Eliza Chakravarty’s journey to better health started with an impulse buy in a checkout line.
“It wasn’t some grandiose plan to get in shape,” Chakravarty, an immunologist at the Oklahoma Medical Research Foundation, said of the beginner’s Pilates DVD she tossed in her grocery cart years ago. “It was just a small step in the right direction.”
Despite her busy schedule as a new mom and medical resident, she committed to doing the 17-minute video every evening while the baby napped.
It didn’t seem like much, she said, but soon she felt more energized, happier and, generally, better about herself.
“That was several years ago, and I’ve slowly built on that foundation. This year, I completed my first half-marathon, and it all started in that check-out line.”
Chakravarty said it’s these small, positive decisions that ultimately lead to real lifestyle changes. Overly ambitious goals are a big reason more than nine out of 10 Americans fail to stick to their resolutions.
So instead of pledging to drop 30 pounds or run a marathon, start slowly instead. Go for a walk three days a week or give up one poor food choice. Then, once the changes become routine, add on new goals in bite-sized pieces.
OMRF President Stephen Prescott, M.D., agrees. “You only have so much willpower and self-discipline, and you don’t want to set yourself up for failure. Focus on one tree, not the whole forest.”
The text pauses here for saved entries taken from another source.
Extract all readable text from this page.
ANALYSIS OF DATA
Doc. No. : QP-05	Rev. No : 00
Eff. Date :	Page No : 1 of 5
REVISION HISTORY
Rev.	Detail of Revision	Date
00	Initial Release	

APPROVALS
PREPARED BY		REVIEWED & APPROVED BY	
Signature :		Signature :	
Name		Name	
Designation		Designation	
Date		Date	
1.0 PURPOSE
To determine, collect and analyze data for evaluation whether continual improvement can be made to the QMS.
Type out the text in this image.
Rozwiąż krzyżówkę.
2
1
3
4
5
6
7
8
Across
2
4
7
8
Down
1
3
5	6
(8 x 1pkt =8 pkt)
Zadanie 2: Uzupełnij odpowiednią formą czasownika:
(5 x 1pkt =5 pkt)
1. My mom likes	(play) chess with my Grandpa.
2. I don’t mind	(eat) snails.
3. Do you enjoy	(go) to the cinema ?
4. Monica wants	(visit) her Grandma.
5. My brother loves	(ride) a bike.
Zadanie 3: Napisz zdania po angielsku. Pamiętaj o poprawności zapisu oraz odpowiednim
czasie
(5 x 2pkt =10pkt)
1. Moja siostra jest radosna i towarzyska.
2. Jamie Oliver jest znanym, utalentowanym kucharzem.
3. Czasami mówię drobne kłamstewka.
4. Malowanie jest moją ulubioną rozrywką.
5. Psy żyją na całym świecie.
Big goals can lead to setbacks that discourage you and knock you off course. Small, manageable goals have the opposite effect. “Small steps allow you to build gradually on your successes. The more you succeed, the more you crave that feeling of accomplishment,” Chakravarty said. “The little lifestyle changes really add up.”
These principles, she said, can be applied to anything from fitness to passion projects or even financial health. For example, consider saving just $10 a week in a separate account, Chakravarty suggested. “It might not seem like a lot, but by the end of the year, it adds up and might help adjust your attitude on spending.”
Over time, she said, little changes can pay off in a big way for your health, both physically and mentally.
“Before you know it, you’ve done something you didn’t think you could—and it didn’t require a total system shock or radical lifestyle change to do it,” said Chakravarty. “That can be incredibly empowering.”